Yargıtay Kararı 12. Ceza Dairesi 2019/767 E. 2019/8354 K. 10.07.2019 T.

YARGITAY KARARI
DAİRE : 12. Ceza Dairesi
ESAS NO : 2019/767
KARAR NO : 2019/8354
KARAR TARİHİ : 10.07.2019

Mahkemesi :Asliye Ceza Mahkemesi
Esas-Karar No : 2016/111 – 2016/171

Sanık … hakkında İzmir 13. Asliye Ceza Mahkemesinin 22/03/2016 gün ve 2016/111 – 2016/171 sayılı kararıyla TCK’nın 89/1-2-e maddeleri uyarınca 15 ay hapis cezasına hükmedildiği, hükmün temyizi üzerine Dairemizce verilen 12.09.2018 gün ve 2016/9503 esas, 2018/8087 sayılı kararla, sanık hakkında hükmedilen cezanın onanmasına karar verildiği, sanık hakkında açılan davanın zamanaşımının dolduğu gerekçe gösterilerek açılan davanın zamanaşımı nedeniyle düşmesine karar verilmesi gerekçesiyle itiraz edilmekle, 5271 sayılı CMK’nın 308. maddesine 02.07.2012 gün ve 6352 sayılı Kanunun 99. maddesine eklenen 3. fıkra uyarınca itiraz konusu değerlendirildi;
Dosya incelenerek gereği düşünüldü;
1- Yargıtay Cumhuriyet Başsavcılığı itirazının KABULÜNE,
2- 12.09.2018 gün ve 2016/9503 esas, 2018/8087 sayılı ONAMA kararının KALDIRILMASINA,
3- İzmir 13. Asliye Ceza Mahkemesi tarafından, Dairemizin 30/11/2015 gün ve 2015/13193 Esas, 2015/18517 karar sayılı bozma ilamında belirtilen bozma hususuna ve kabule göre kısmında yer alan (1) numaralı bozma hususuna uyulduğu, kabule göre kısmının (2) numaralı maddesinde yer alan bozma hususuna ise direnme kararı verildiği görülmekle; dosya incelenerek gereği düşünüldü:
Dairemizin, gerekçesi belirtilmeden sanık hakkında TCK’nın 89/1 maddesinde öngörülen seçimlik cezalardan hapis cezasının tercih edilmesi yönündeki bozma kararı üzerine mahkemece bozmadan önce verilen kararda yer verilmeyen yeni gerekçeler gösterildiği ve bu itibarla mahkemenin verdiği kararın direnme kararı olmayıp bozmaya uyularak verilen bir karar olduğu anlaşılmakla; Dairemizin 30/11/2015 gün 2015/13193 Esas, 2015/18517 karar sayılı bozma ilamının, kabule göre kısmındaki (2) numaralı bozma maddesi kaldırılarak,
Sanığa isnat edilen ve daha ağır bir suçu oluşturma ihtimali bulunmayan eylem, 2863 sayılı Kanunun 89. maddesinde yaptırıma bağlanmış olup, anılan suç, 5237 sayılı TCK’nın 66/1-e maddesi uyarınca 8 yıllık zamanaşımına tabidir.
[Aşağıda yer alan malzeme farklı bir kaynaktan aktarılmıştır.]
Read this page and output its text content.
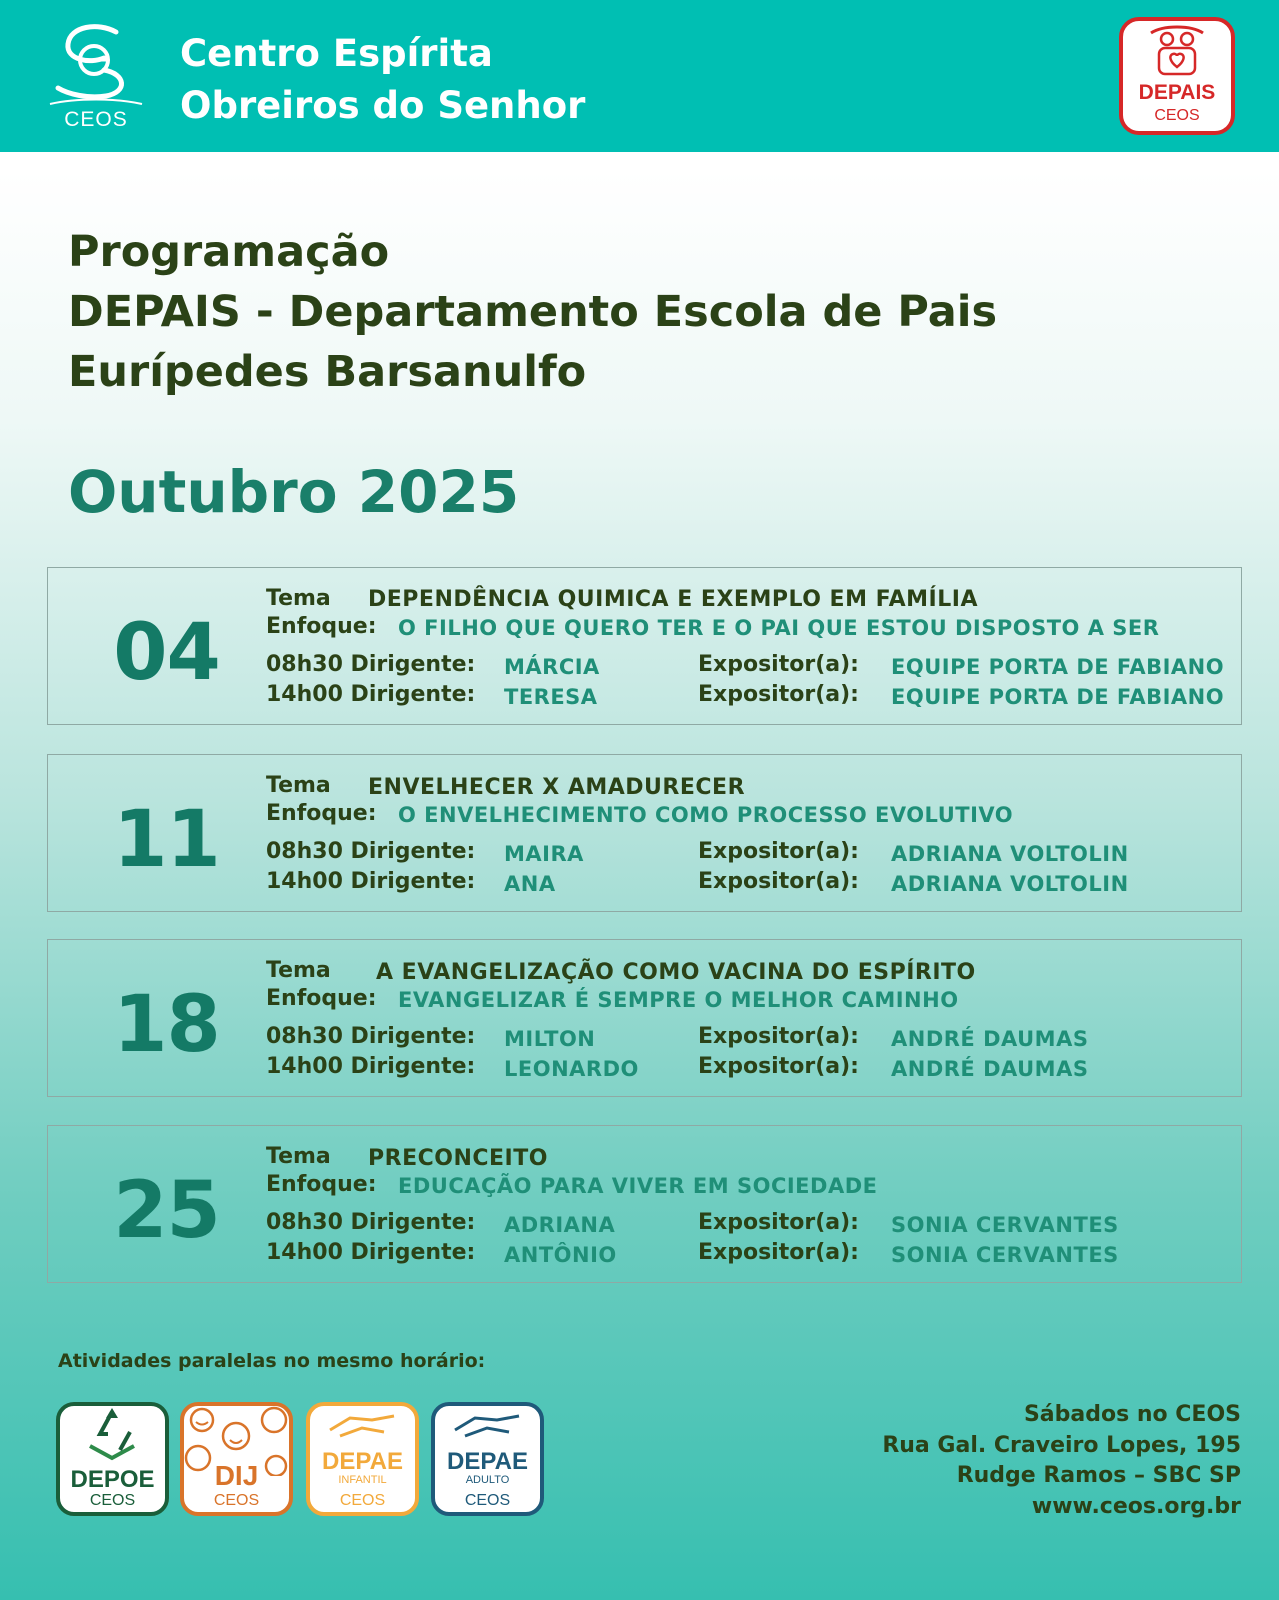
CEOS
Centro Espírita
Obreiros do Senhor	DEPAIS
CEOS
Programação
DEPAIS - Departamento Escola de Pais
Eurípedes Barsanulfo
Outubro 2025
04
Tema DEPENDÊNCIA QUIMICA E EXEMPLO EM FAMÍLIA
Enfoque: O FILHO QUE QUERO TER E O PAI QUE ESTOU DISPOSTO A SER
08h30 Dirigente: MÁRCIA	Expositor(a): EQUIPE PORTA DE FABIANO
14h00 Dirigente: TERESA	Expositor(a): EQUIPE PORTA DE FABIANO
11
Tema ENVELHECER X AMADURECER
Enfoque: O ENVELHECIMENTO COMO PROCESSO EVOLUTIVO
08h30 Dirigente: MAIRA	Expositor(a): ADRIANA VOLTOLIN
14h00 Dirigente: ANA	Expositor(a): ADRIANA VOLTOLIN
18
Tema A EVANGELIZAÇÃO COMO VACINA DO ESPÍRITO
Enfoque: EVANGELIZAR É SEMPRE O MELHOR CAMINHO
08h30 Dirigente: MILTON	Expositor(a): ANDRÉ DAUMAS
14h00 Dirigente: LEONARDO	Expositor(a): ANDRÉ DAUMAS
25
Tema PRECONCEITO
Enfoque: EDUCAÇÃO PARA VIVER EM SOCIEDADE
08h30 Dirigente: ADRIANA	Expositor(a): SONIA CERVANTES
14h00 Dirigente: ANTÔNIO	Expositor(a): SONIA CERVANTES
Atividades paralelas no mesmo horário:
DEPOE
CEOS
DIJ
CEOS
DEPAE
INFANTIL
CEOS
DEPAE
ADULTO
CEOS
Sábados no CEOS
Rua Gal. Craveiro Lopes, 195
Rudge Ramos – SBC SP
www.ceos.org.br
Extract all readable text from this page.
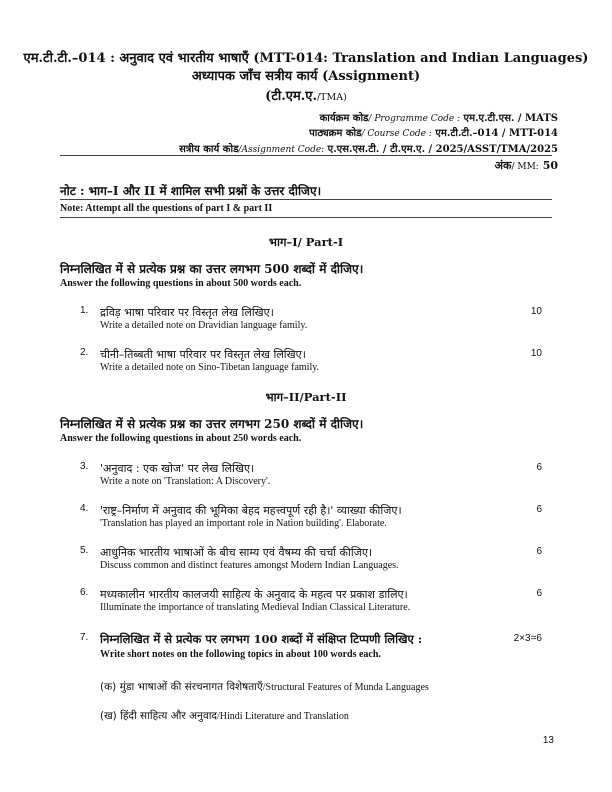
एम.टी.टी.–014 : अनुवाद एवं भारतीय भाषाएँ (MTT-014: Translation and Indian Languages)
अध्यापक जाँच सत्रीय कार्य (Assignment)
(टी.एम.ए./TMA)
कार्यक्रम कोड/ Programme Code : एम.ए.टी.एस. / MATS
पाठ्यक्रम कोड/ Course Code : एम.टी.टी.–014 / MTT-014
सत्रीय कार्य कोड/Assignment Code: ए.एस.एस.टी. / टी.एम.ए. / 2025/ASST/TMA/2025
अंक/ MM: 50
नोट : भाग–I और II में शामिल सभी प्रश्नों के उत्तर दीजिए।
Note: Attempt all the questions of part I & part II
भाग–I/ Part-I
निम्नलिखित में से प्रत्येक प्रश्न का उत्तर लगभग 500 शब्दों में दीजिए।
Answer the following questions in about 500 words each.
1. द्रविड़ भाषा परिवार पर विस्तृत लेख लिखिए।
Write a detailed note on Dravidian language family.
10
2. चीनी–तिब्बती भाषा परिवार पर विस्तृत लेख लिखिए।
Write a detailed note on Sino-Tibetan language family.
10
भाग–II/Part-II
निम्नलिखित में से प्रत्येक प्रश्न का उत्तर लगभग 250 शब्दों में दीजिए।
Answer the following questions in about 250 words each.
3. 'अनुवाद : एक खोज' पर लेख लिखिए।
Write a note on 'Translation: A Discovery'.
6
4. 'राष्ट्र–निर्माण में अनुवाद की भूमिका बेहद महत्त्वपूर्ण रही है।' व्याख्या कीजिए।
'Translation has played an important role in Nation building'. Elaborate.
6
5. आधुनिक भारतीय भाषाओं के बीच साम्य एवं वैषम्य की चर्चा कीजिए।
Discuss common and distinct features amongst Modern Indian Languages.
6
6. मध्यकालीन भारतीय कालजयी साहित्य के अनुवाद के महत्व पर प्रकाश डालिए।
Illuminate the importance of translating Medieval Indian Classical Literature.
6
7. निम्नलिखित में से प्रत्येक पर लगभग 100 शब्दों में संक्षिप्त टिप्पणी लिखिए :
Write short notes on the following topics in about 100 words each.
2×3=6
(क) मुंडा भाषाओं की संरचनागत विशेषताएँ/Structural Features of Munda Languages
(ख) हिंदी साहित्य और अनुवाद/Hindi Literature and Translation
13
Dava zamanaşımını kesen nedenlerin varlığı halinde süre yeniden işlemekte ise de, bu süre 67/4. maddesi uyarınca en fazla yarısına kadar uzayacağından, suç tarihi olan 06/01/2006 tarihinden itibaren 5237 sayılı TCK’nın 66/1-e ve 67/4. maddelerinde öngörülen 12 yıllık zamanaşımı inceleme tarihinden önce gerçekleşmiş olmakla, dosya içeriği itibariyle de, 5271 sayılı CMK’nın 223/9. maddesindeki derhal beraat kararı verilmesini gerektirir şartlar bulunmadığından, sanık müdafinin temyiz itirazları bu itibarla yerinde görülmüş olup, hükmün gerçekleşen zamanaşımı nedeniyle 5320 sayılı Kanunun 8/1. maddesi gereğince halen uygulanmakta olan 1412 sayılı CMUK’un 321. maddesi uyarınca BOZULMASINA, aynı Kanunun 322. maddesinin verdiği yetkiye dayanılarak, 5237 sayılı TCK’nın 66/1-e, 67/4 ve 5271 sayılı CMK’nın 223/8. maddeleri gereğince sanık hakkındaki kamu davasının DÜŞMESİNE, 10.07.2019 tarihinde oybirliğiyle karar verildi.